While the number of overseas holidays taken by UK consumers fell dramatically in the recession, the decrease in holidays to France was much more muted. A 6.5% fall year-on-year in 2009 was followed by an estimated reduction of 3.5% in 2010, both significantly below each year’s drop in overall holidays. In addition, average expenditure on French holidays has continued to rise throughout the recession and post-recessionary period.
- Mintel estimates that there were over 6.8 million holidays to France taken by UK residents in 2010, with total expenditure (not including transport) at over £2.9 billion. This represents a 3.5% fall in the number of holidays from 2009, a performance ahead of the overall overseas holiday market (which dropped an estimated 6% from 2009 to 2010).
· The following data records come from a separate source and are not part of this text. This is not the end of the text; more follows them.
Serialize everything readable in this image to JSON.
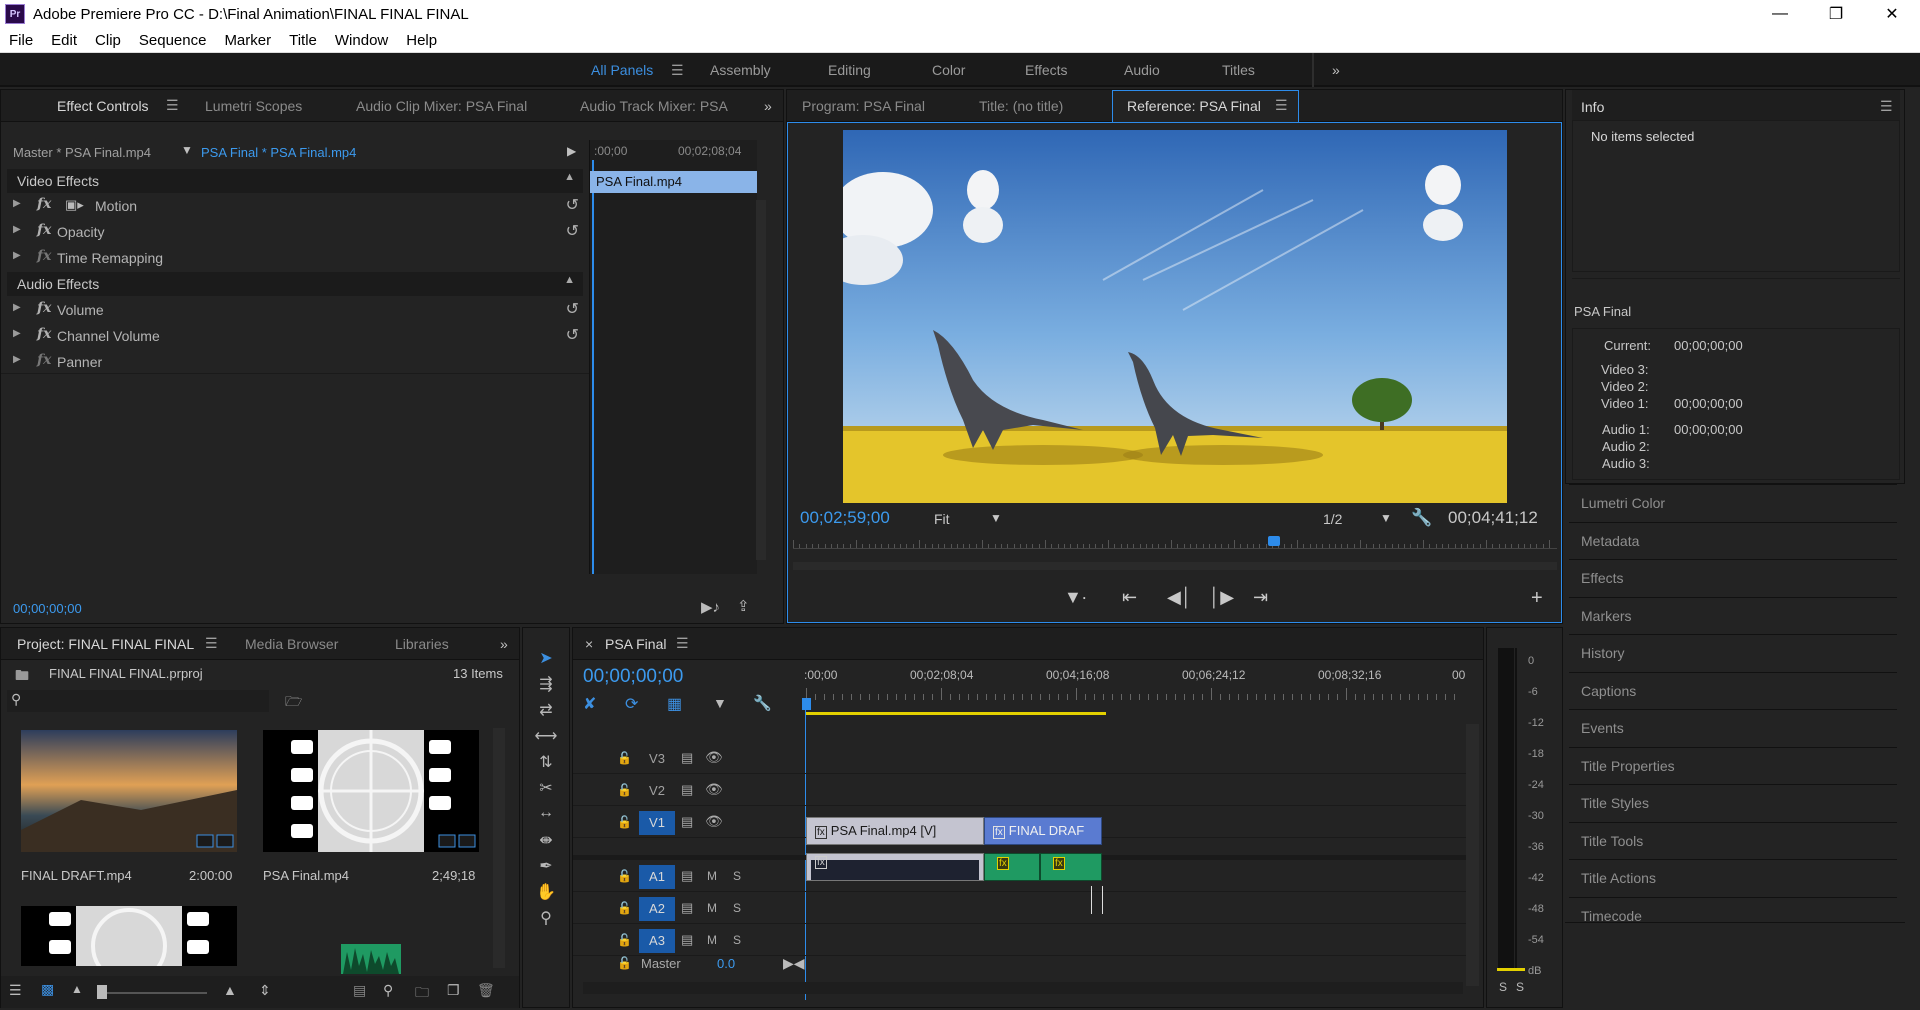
{
  "window": {
    "title": "Adobe Premiere Pro CC - D:\\Final Animation\\FINAL FINAL FINAL",
    "app_icon": "Pr",
    "controls": [
      "minimize",
      "restore",
      "close"
    ]
  },
  "menu": [
    "File",
    "Edit",
    "Clip",
    "Sequence",
    "Marker",
    "Title",
    "Window",
    "Help"
  ],
  "workspaces": {
    "items": [
      "All Panels",
      "Assembly",
      "Editing",
      "Color",
      "Effects",
      "Audio",
      "Titles"
    ],
    "active": "All Panels",
    "more": "»"
  },
  "effect_controls": {
    "tabs": [
      "Effect Controls",
      "Lumetri Scopes",
      "Audio Clip Mixer: PSA Final",
      "Audio Track Mixer: PSA"
    ],
    "master_label": "Master * PSA Final.mp4",
    "clip_label": "PSA Final * PSA Final.mp4",
    "ruler_start": ":00;00",
    "ruler_end": "00;02;08;04",
    "clip_bar": "PSA Final.mp4",
    "video_section": "Video Effects",
    "video_effects": [
      "Motion",
      "Opacity",
      "Time Remapping"
    ],
    "audio_section": "Audio Effects",
    "audio_effects": [
      "Volume",
      "Channel Volume",
      "Panner"
    ],
    "timecode": "00;00;00;00"
  },
  "monitor": {
    "tabs": [
      "Program: PSA Final",
      "Title: (no title)",
      "Reference: PSA Final"
    ],
    "current_time": "00;02;59;00",
    "fit": "Fit",
    "resolution": "1/2",
    "duration": "00;04;41;12",
    "playhead_fraction": 0.63
  },
  "info": {
    "title": "Info",
    "no_items": "No items selected",
    "sequence_name": "PSA Final",
    "current_label": "Current:",
    "current_value": "00;00;00;00",
    "video3": "Video 3:",
    "video2": "Video 2:",
    "video1": "Video 1:",
    "video1_value": "00;00;00;00",
    "audio1": "Audio 1:",
    "audio1_value": "00;00;00;00",
    "audio2": "Audio 2:",
    "audio3": "Audio 3:"
  },
  "side_panels": [
    "Lumetri Color",
    "Metadata",
    "Effects",
    "Markers",
    "History",
    "Captions",
    "Events",
    "Title Properties",
    "Title Styles",
    "Title Tools",
    "Title Actions",
    "Timecode"
  ],
  "project": {
    "tabs": [
      "Project: FINAL FINAL FINAL",
      "Media Browser",
      "Libraries"
    ],
    "file": "FINAL FINAL FINAL.prproj",
    "count": "13 Items",
    "items": [
      {
        "name": "FINAL DRAFT.mp4",
        "duration": "2:00:00"
      },
      {
        "name": "PSA Final.mp4",
        "duration": "2;49;18"
      }
    ]
  },
  "timeline": {
    "tab": "PSA Final",
    "close": "×",
    "timecode": "00;00;00;00",
    "ruler": [
      ":00;00",
      "00;02;08;04",
      "00;04;16;08",
      "00;06;24;12",
      "00;08;32;16",
      "00"
    ],
    "video_tracks": [
      "V3",
      "V2",
      "V1"
    ],
    "audio_tracks": [
      "A1",
      "A2",
      "A3"
    ],
    "mute": "M",
    "solo": "S",
    "master_label": "Master",
    "master_value": "0.0",
    "clips": {
      "v1_a": "PSA Final.mp4 [V]",
      "v1_b": "FINAL DRAF"
    }
  },
  "meter": {
    "labels": [
      "0",
      "-6",
      "-12",
      "-18",
      "-24",
      "-30",
      "-36",
      "-42",
      "-48",
      "-54",
      "dB"
    ],
    "solo_left": "S",
    "solo_right": "S"
  },
  "colors": {
    "accent": "#2d8ceb",
    "panel": "#232323",
    "clip_video": "#b8b8c8",
    "clip_video_b": "#5a7bd1",
    "clip_audio": "#1f9a62"
  }
}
- Amongst people that have visited France in the last five years the country’s proximity is the most likely factor to have influenced their decision; just under one in five say it was the most important. Food and price are the next most important. Men are more likely to rank food and drink highly; women are more likely to prioritise price. Singles (and high earners) particularly appreciate the culture/history of the country.
- More than one in ten consumers says they are more likely to visit France in 2011 than they were in 2010.
- One in four people who have not visited France say that they ‘just haven’t got round to it yet’, the most popular reason for not having been. This is the downside of the country’s proximity and the advantages that brings; potential holidaymakers can feel that there is no particular reason to prioritise the country over other destinations because they can visit France whenever they want to.
- A minority of UK consumers – 17%, or approximately one in six – call France a ‘welcoming country’. Perhaps of more concern is the fact that experience of the country does not greatly increase the likelihood that people hold this opinion – approximately one in five that have ever holidayed in France characterise the country as welcoming.
- Some 16% of people have not yet been to France on holiday but would like to. They are more likely to have children than not, are most likely 25-34 and have lower/mid-range household earnings. In contrast, just over one in five says they have never been on holiday to France and are unlikely to go in future. These adults are most likely older and have low household income.